Some upper division finance students will study abroad this summer at the National Economics University in Hanoi, Vietnam for free.
Ten upper division finance students at Cal State Long Beach will be chosen to study abroad in Vietnam and receive free tuition, books and a $500 scholarship. The scholarship’s deadline is March 10.
“This is not like other study abroad programs, which just take our students,” Hamdi Bilici, professor and chair of the finance department, said. “It is the same class taught by the same instructor so … I take my students and put them in a classroom with Vietnamese students, and they study side by side.”
Outside of the classroom, Bilici said, it is up to the students to explore the country further.
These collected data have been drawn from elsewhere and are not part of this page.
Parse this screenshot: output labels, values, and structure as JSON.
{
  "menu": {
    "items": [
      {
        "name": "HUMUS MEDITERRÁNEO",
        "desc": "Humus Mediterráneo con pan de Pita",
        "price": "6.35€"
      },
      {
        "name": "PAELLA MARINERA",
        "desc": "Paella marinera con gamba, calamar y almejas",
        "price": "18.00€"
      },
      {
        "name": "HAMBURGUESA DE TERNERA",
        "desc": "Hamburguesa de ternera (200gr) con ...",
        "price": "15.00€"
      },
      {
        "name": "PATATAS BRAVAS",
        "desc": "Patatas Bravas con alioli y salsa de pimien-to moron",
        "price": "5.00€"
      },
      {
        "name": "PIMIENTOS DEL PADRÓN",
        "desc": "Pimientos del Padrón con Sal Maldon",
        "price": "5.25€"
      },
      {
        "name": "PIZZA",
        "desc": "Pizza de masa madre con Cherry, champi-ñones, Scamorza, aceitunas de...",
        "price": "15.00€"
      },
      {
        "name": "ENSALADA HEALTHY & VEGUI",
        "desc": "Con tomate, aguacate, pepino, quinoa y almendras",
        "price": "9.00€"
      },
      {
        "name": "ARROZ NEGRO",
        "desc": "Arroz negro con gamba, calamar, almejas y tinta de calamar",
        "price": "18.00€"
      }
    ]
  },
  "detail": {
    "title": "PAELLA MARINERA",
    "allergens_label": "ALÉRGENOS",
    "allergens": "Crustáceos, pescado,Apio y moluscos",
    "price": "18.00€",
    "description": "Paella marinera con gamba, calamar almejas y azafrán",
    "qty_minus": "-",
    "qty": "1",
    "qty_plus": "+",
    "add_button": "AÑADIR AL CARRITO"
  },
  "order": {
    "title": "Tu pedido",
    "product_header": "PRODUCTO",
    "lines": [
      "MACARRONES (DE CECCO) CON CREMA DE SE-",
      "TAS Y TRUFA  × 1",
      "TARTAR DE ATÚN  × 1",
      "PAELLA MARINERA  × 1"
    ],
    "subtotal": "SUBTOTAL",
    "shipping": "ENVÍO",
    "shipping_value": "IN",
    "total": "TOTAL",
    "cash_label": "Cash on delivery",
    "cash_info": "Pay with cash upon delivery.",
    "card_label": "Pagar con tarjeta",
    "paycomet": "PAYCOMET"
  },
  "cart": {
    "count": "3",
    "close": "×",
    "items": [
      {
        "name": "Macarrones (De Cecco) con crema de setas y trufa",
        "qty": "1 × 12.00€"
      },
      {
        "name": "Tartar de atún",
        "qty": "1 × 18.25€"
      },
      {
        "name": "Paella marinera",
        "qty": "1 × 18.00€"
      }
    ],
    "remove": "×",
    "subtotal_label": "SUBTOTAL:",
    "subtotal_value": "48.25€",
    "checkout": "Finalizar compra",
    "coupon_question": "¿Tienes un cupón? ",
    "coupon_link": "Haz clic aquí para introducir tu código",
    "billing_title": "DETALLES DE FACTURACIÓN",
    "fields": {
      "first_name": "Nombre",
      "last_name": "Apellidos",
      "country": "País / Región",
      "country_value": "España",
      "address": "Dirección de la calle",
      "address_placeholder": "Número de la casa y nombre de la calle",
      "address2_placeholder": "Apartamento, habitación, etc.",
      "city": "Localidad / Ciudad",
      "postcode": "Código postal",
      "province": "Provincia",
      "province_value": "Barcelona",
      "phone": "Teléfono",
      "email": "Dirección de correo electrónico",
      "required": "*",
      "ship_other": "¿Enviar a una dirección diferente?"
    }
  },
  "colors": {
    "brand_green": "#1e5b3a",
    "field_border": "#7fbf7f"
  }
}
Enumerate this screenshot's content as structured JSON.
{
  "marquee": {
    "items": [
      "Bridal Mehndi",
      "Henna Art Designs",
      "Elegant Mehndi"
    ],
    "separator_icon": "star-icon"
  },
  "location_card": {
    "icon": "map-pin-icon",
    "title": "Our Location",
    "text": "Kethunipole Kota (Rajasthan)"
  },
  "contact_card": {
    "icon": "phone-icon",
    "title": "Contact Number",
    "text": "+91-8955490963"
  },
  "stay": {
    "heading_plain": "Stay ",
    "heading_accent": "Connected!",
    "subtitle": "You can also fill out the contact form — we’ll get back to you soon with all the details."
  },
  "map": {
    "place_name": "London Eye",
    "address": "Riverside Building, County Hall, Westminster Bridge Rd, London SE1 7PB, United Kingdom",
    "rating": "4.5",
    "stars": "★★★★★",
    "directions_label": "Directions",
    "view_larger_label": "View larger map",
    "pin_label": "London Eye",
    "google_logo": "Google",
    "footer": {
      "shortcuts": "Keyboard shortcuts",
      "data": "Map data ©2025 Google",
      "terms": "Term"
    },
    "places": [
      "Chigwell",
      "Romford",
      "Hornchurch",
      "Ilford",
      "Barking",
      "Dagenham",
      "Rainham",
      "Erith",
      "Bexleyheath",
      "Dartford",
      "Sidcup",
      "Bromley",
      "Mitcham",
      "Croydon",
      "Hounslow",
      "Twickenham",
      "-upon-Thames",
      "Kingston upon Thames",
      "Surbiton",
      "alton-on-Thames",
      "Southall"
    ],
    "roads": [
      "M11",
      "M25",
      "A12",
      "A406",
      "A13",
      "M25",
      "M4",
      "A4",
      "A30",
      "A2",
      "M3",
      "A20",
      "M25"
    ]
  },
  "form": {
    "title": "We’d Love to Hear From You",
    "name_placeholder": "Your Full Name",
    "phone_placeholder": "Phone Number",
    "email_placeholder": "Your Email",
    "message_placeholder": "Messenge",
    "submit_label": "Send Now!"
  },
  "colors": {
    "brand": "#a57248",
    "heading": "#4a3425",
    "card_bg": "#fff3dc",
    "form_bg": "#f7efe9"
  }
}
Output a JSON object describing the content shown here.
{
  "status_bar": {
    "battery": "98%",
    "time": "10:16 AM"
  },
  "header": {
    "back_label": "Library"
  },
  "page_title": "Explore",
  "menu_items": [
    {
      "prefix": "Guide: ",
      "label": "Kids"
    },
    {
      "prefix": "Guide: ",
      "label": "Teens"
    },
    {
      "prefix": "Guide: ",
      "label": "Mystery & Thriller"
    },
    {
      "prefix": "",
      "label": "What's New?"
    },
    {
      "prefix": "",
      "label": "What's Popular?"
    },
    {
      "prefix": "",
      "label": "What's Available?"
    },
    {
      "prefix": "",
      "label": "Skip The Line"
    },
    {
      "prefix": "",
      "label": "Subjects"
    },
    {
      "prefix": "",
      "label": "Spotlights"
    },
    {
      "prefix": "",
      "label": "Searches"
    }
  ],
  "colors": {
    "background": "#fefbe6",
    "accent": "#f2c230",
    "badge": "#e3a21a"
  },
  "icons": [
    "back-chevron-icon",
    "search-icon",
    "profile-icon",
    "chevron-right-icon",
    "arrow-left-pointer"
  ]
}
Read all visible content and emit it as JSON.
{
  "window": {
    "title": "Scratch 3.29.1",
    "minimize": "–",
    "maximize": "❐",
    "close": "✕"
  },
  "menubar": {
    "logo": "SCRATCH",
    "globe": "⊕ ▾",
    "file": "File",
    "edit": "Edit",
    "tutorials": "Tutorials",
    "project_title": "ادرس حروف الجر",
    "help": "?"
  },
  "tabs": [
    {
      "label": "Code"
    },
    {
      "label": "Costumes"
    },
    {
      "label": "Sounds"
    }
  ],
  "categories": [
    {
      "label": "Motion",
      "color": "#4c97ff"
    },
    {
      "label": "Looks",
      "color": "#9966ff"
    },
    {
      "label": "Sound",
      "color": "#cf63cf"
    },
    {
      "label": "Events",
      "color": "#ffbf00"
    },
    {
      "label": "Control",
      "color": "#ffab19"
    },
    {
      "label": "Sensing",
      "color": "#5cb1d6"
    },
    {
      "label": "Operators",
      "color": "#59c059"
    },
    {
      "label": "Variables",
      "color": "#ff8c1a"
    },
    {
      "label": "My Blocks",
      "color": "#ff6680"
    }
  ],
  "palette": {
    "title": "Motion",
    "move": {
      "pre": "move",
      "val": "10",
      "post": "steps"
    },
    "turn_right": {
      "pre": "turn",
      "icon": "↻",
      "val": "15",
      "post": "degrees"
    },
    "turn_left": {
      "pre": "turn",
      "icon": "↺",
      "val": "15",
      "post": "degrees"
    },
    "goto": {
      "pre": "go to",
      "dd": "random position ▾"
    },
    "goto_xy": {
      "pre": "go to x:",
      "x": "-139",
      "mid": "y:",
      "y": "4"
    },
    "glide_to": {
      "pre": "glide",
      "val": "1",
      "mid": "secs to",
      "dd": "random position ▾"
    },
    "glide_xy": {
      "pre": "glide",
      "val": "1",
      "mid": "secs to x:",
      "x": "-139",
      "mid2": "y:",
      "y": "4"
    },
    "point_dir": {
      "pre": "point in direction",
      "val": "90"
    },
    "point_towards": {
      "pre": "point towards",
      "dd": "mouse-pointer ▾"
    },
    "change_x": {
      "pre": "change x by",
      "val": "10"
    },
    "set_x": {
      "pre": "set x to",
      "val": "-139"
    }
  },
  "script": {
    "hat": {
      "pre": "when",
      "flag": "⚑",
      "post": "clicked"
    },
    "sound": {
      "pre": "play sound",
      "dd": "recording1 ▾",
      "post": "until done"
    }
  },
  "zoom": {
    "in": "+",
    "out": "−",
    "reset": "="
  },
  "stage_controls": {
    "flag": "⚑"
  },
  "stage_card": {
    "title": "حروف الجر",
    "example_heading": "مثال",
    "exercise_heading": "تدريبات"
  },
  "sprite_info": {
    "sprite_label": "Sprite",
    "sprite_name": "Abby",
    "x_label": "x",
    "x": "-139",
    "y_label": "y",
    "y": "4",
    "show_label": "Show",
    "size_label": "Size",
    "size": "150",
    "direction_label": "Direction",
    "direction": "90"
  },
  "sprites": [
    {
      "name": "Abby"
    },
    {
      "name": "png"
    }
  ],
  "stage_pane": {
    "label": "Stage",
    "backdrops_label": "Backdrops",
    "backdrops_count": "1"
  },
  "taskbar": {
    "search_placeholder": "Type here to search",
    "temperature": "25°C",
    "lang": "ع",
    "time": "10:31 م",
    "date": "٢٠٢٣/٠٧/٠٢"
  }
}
“It depends on what students really want to get out of the experience,” Bilici said.
Although Bilici said that the students’ financial burden will be relatively low, those selected will have to pay for food, a daily campus-housing fee that ranges from $10 to $20 and their own airfare, which is the biggest expense.
Students accepted into the program will receive scholarship funds from the CBA after they successfully complete the course and transfer their credits back to CSULB, Bilici said.
Bilici said that upper division finance students who enroll in the Finance 300 class during the summer are eligible for the program.
CSULB alumnus Matthew Diluzio said he went to Hanoi to study abroad with the program during the 2011-12 winter intersession. Although Diluzio said every morning started with a class at 8 a.m., the rest of his time there always delivered a new experience.
“They took us all to really cool restaurants, and every day after lunch we would explore something, like a temple,” Diluzio said. “We would kind of just go around to different things in the city. Sometimes it was a bar, sometimes it was karaoke.”
Diluzio said the highlight of his trip was spending New Year’s Eve at Ha Long Bay, a UNESCO World Heritage Site composed of 1,600 limestone islands rising from the ocean.
“It was this crazy, cool bay,” Diluzio said. “You have to see it to believe it. We anchored with four other boats and had one big party, and to cap it off, at midnight we all jumped off this three-story house boat into the water.”
In the end, Diluzio said that the benefit of the trip went beyond what he learned academically.
“I didn’t think I would make as many friends as I did, and I can tell you that we all felt that way,” Diluzio said. “We still talk to them, and we’re even planning to hopefully go back and see them.”
Bilici said students will be selected for the program between May 26 and June 14.